McDaniel, a sophomore who's contending for a starting spot at linebacker for the Tigers, was arrested June 21 after an altercation with his girlfriend at his off-campus apartment. Abra Weeks, 19, alleged that McDaniel choked her, punched her and shoved her down a flight of stairs.
Kenneth Young, a Sumter attorney representing Weeks, said he's written a letter to Ariail supporting the PTI option. Young said Weeks is also demanding that McDaniel pay her medical bills for injuries she allegedly suffered during the incident.
The charge is classified as a high-court misdemeanor.

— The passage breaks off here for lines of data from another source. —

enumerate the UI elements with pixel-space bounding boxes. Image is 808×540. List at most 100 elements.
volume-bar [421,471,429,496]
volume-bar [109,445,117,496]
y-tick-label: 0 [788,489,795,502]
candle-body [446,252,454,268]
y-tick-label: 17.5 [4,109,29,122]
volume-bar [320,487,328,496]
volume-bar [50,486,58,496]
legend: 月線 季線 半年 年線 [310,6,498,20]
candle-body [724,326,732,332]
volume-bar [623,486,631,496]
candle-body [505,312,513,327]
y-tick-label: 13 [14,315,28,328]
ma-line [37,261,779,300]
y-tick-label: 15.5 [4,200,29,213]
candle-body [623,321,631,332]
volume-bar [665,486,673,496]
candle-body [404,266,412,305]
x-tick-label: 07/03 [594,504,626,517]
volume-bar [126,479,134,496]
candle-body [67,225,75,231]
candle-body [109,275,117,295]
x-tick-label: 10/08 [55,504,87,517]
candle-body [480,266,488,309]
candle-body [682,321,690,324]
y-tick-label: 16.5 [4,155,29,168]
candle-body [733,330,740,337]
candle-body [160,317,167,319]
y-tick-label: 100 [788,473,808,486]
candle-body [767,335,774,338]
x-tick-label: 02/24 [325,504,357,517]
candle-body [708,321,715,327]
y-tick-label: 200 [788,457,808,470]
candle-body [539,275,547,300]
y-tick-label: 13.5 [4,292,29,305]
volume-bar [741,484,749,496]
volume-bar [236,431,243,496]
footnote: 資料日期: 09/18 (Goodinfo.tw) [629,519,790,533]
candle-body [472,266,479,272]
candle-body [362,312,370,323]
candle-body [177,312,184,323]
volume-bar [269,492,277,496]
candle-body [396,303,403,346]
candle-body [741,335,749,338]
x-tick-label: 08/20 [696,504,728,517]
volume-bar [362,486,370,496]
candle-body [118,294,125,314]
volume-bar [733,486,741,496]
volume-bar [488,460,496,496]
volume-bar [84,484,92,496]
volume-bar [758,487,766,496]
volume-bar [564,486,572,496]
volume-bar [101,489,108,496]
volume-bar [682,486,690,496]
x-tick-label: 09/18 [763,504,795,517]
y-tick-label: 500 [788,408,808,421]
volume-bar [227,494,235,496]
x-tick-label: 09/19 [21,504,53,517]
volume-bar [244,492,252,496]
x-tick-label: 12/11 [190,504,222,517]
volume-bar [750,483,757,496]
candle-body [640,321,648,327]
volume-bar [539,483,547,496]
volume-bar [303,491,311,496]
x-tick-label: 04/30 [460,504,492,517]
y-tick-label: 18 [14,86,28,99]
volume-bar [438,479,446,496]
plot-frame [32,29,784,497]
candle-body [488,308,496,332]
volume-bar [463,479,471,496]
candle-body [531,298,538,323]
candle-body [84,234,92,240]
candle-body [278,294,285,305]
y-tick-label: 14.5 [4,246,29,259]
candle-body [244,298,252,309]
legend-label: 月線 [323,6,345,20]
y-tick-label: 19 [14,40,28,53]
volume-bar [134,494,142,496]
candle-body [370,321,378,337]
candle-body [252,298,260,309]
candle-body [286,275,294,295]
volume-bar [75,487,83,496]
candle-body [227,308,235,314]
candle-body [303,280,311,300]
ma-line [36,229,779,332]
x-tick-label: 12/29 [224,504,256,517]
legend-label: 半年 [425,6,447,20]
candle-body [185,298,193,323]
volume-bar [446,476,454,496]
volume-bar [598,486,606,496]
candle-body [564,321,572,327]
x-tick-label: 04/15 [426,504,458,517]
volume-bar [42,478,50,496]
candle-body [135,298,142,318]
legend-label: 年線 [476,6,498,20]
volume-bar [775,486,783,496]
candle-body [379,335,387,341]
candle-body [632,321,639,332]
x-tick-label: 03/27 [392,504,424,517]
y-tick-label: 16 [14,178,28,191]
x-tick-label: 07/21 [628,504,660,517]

"He ought to be going into anger management and learning to deal with his frustration without pounding somebody," Young said. "And PTI takes time to complete, so he might not successfully complete the program. If he doesn't, he's back on the trial level."
Young said Weeks agreed to the PTI option because "she still has feelings for McDaniel." He also said Weeks has no intention of pursuing a civil suit.
"She doesn't want to hurt him," Young said.
Clemson coach Tommy Bowden has yet to make an announcement on McDaniel's status for the season, but he said Sunday that a "rational decision" could be imminent.
McDaniel, 20, has yet to face any known discipline from the team or university. At a university hearing in early July, Clemson's judicial services committee ruled that McDaniel was in good standing as a student after statements from McDaniel and two witnesses who refuted Weeks' account. Weeks, who is also a Clemson student, was not present at the hearing.
It's been estimated that this case could have taken six months to a year to reach trial.